Guest Blog: Welcome to My Bookshelves- MJ Hearle



I have a bookshelf in my study. It is a particularly cluttered and disorganised affair. Pulp fiction shares space with philosophy text books while Batman comics jut out from between literary classics. Every now and again, I attempt to organise my bookshelf into genres or authors or alphabetically but this never lasts for long. Inevitably, the books will leap back into a chaotic jumble the moment my back is turned. I have come to accept this and to understand this is their natural state. Like my imagination, these books refuse to be tamed or tidy. That’s fine. A little messiness never hurt anyone.

The bottom shelf contains a few interesting titles but by far the most significant is this one:



The title on the spine has more or less disintegrated but it once read The Great Book of Movie Monsters. It was given to me nearly thirty years ago by my dad. I’m sure he didn’t know that giving his five year old such a book would ignite a life long passion for the macabre, the supernatural and the fantastic but this is precisely what happened. It is a simple book, an A – Z compendium of all the monsters that had appeared in cinema up until 1984, yet I doubt I have ever loved a book as much. Without this book, I probably would never have gravitated towards the works of Stephen King which, as you can see, occupy a significant portion of the top shelf.

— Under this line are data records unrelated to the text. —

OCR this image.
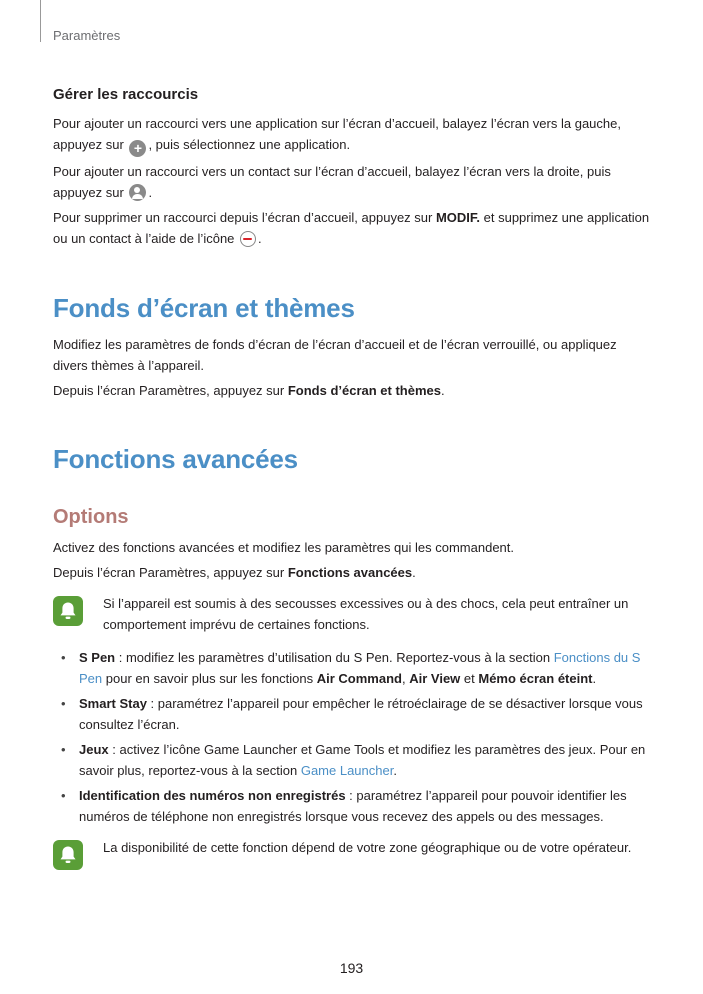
Paramètres
Gérer les raccourcis

Pour ajouter un raccourci vers une application sur l’écran d’accueil, balayez l’écran vers la gauche, appuyez sur + , puis sélectionnez une application.

Pour ajouter un raccourci vers un contact sur l’écran d’accueil, balayez l’écran vers la droite, puis appuyez sur .

Pour supprimer un raccourci depuis l’écran d’accueil, appuyez sur MODIF. et supprimez une application ou un contact à l’aide de l’icône .

Fonds d’écran et thèmes

Modifiez les paramètres de fonds d’écran de l’écran d’accueil et de l’écran verrouillé, ou appliquez divers thèmes à l’appareil.

Depuis l’écran Paramètres, appuyez sur Fonds d’écran et thèmes.

Fonctions avancées
Options

Activez des fonctions avancées et modifiez les paramètres qui les commandent.

Depuis l’écran Paramètres, appuyez sur Fonctions avancées.

Si l’appareil est soumis à des secousses excessives ou à des chocs, cela peut entraîner un comportement imprévu de certaines fonctions.
• S Pen : modifiez les paramètres d’utilisation du S Pen. Reportez-vous à la section Fonctions du S Pen pour en savoir plus sur les fonctions Air Command, Air View et Mémo écran éteint.
• Smart Stay : paramétrez l’appareil pour empêcher le rétroéclairage de se désactiver lorsque vous consultez l’écran.
• Jeux : activez l’icône Game Launcher et Game Tools et modifiez les paramètres des jeux. Pour en savoir plus, reportez-vous à la section Game Launcher.
• Identification des numéros non enregistrés : paramétrez l’appareil pour pouvoir identifier les numéros de téléphone non enregistrés lorsque vous recevez des appels ou des messages.
La disponibilité de cette fonction dépend de votre zone géographique ou de votre opérateur.
193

I have owned even more King books over the years but they have since been lent to friends or lost. My first exposure to Stephen King was through The Shining. My parents had a copy though refused to let me read it. Apparently, I was too young and the book was too scary. I promised I would not read it without their consent. Promises meant less to me as an eight year-old than they do now and so the moment I was unsupervised I pushed a chair up against the bookshelf (The Shining had been placed on the top shelf to keep it out of my reach. Silly parents) and retrieved the book. I knew I wouldn’t be able to read the whole thing before my parents caught me so I turned to somewhere in the middle and started there, hoping to find some of these forbidden thrills. Boy, did I ever. I happened to turn to the chapter where young Danny Torrence visits room 237 where he encounters one of Mr King’s more chilling creations. I had never been afraid by mere words on a page before but reading The Shining in my brightly hit home I experienced such terror it left me breathless. I’ve been chasing that thrill ever since.

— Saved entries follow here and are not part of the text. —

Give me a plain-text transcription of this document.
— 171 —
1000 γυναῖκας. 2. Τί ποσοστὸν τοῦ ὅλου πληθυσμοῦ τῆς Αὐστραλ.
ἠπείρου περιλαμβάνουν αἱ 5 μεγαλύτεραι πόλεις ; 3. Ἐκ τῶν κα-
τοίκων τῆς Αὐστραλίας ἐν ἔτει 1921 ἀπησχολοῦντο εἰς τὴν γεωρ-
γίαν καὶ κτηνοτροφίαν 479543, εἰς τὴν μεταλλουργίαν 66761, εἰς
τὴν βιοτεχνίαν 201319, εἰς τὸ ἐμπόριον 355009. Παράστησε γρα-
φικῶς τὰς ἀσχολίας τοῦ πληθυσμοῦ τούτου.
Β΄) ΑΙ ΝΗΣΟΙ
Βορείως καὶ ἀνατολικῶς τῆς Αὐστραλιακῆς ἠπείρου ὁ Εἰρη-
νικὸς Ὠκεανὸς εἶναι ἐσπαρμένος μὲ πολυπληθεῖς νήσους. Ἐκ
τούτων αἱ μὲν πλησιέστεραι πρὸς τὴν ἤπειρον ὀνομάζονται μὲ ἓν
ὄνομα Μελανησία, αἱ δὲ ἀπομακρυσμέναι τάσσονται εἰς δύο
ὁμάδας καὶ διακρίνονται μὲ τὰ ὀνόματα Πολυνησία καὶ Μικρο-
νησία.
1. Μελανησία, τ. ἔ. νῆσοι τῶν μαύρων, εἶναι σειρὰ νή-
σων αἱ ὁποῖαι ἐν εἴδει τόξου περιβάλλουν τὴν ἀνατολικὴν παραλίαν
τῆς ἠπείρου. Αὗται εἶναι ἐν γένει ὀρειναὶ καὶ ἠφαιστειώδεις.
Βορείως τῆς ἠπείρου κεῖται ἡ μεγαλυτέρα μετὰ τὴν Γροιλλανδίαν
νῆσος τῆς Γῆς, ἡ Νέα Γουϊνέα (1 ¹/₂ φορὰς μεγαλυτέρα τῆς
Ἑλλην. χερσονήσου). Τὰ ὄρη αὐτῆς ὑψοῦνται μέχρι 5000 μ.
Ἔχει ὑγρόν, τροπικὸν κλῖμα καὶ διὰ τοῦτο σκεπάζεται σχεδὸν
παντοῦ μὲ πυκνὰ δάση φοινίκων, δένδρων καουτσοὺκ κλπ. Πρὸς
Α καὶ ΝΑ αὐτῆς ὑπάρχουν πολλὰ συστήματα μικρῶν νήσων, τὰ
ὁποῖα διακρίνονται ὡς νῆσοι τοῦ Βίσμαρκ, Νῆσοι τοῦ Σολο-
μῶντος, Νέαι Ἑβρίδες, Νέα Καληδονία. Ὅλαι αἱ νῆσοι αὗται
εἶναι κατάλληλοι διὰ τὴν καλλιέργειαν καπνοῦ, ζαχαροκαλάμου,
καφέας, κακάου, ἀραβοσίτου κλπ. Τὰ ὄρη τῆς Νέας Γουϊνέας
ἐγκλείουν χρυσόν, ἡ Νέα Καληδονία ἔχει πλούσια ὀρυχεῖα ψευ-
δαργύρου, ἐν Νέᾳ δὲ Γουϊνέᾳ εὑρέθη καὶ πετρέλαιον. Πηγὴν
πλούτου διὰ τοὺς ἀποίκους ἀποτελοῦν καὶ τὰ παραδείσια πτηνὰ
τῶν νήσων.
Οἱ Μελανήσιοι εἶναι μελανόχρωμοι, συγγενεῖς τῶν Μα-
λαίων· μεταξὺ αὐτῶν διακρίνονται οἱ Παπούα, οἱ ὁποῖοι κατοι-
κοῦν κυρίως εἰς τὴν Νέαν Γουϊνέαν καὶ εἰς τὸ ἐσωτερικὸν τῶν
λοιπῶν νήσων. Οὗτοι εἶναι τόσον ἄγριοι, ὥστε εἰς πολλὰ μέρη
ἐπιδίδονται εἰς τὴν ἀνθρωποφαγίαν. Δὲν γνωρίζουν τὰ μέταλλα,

When I have kids, I will pass on The Great Book of Movie Monsters gladly. So long as it’s still in one piece. I hope they will love the black and white pictures and creature biographies. I hope that they will fall in love with monsters as I did. And I will point to the Stephen King books on my top shelf and sternly forbid them from touching them until they are suitably old enough. However, should one of them sneak a look when my back is turned, I will not be mad. Not too mad, anyway. The odd nightmare isn’t a bad thing for a child. It helps stretch and develop the imagination. And you never know? They might just end up becoming a writer.





About MJ Hearle



M.J. Hearle’s first novel Winter’s Shadow was published in 2011 by Pan Macmillian. It tells the story of Winter Adams and her relationship with the mysterious Blake Duchamp. It features magic and monsters and other worlds and not a single glittery vampire or shirtless werewolf. The sequel Winter‘s Light was published in 2012. Claudette in the Shadows, a prequel to Winter’s Shadow was published as an eBook by Momentum in October 2013. M.J. Hearle lives in Glebe with his wife, Greta, and is currently hard at work on the third Winter novel.